# UWN Motorcycle Ride??



## Gee LeDouche (Sep 21, 2007)

Anybody else gettin the itch to get together for a ride sometime in the near future?  


Just a thought..


Gee


----------



## mikevanwilder (Nov 11, 2008)

Oh yeah!


----------



## pkred (Jul 9, 2009)

I'm in. Maybe a mirror lake hiway ride, or the alpine loop thru AF canyon.


----------



## Al Hansen (Sep 7, 2007)

Depends on the date. But I will go if available. Pete and Zim may want in. I hate that AF canyon. Mirror Lake would be good.


----------



## deadicatedweim (Dec 18, 2007)

I would be down for another ride.
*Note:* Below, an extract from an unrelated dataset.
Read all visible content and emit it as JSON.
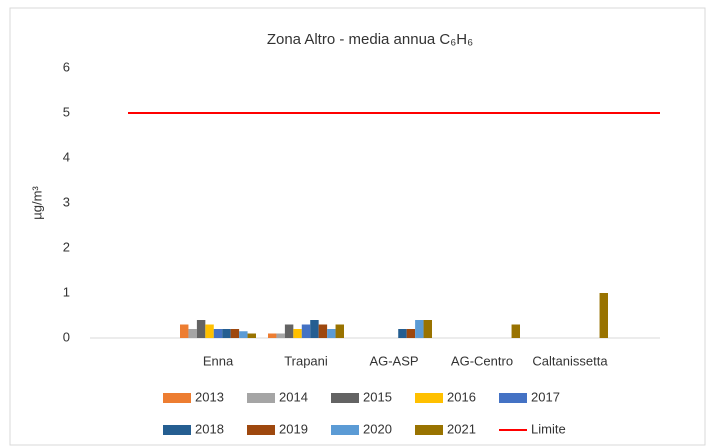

I enjoy riding to Fairview up to E-Lake then down Huntington Canyon then around Scofield and then down Highway 6. If that makes it easier for anybody that lives down south.


----------



## mikevanwilder (Nov 11, 2008)

deadicatedweim said:


> I would be down for another ride. I enjoy riding to Fairview up to E-Lake then down Huntington Canyon then around Scofield and then down Highway 6. If that makes it easier for anybody that lives down south.


It would for me. :mrgreen: That is a fun ride.


----------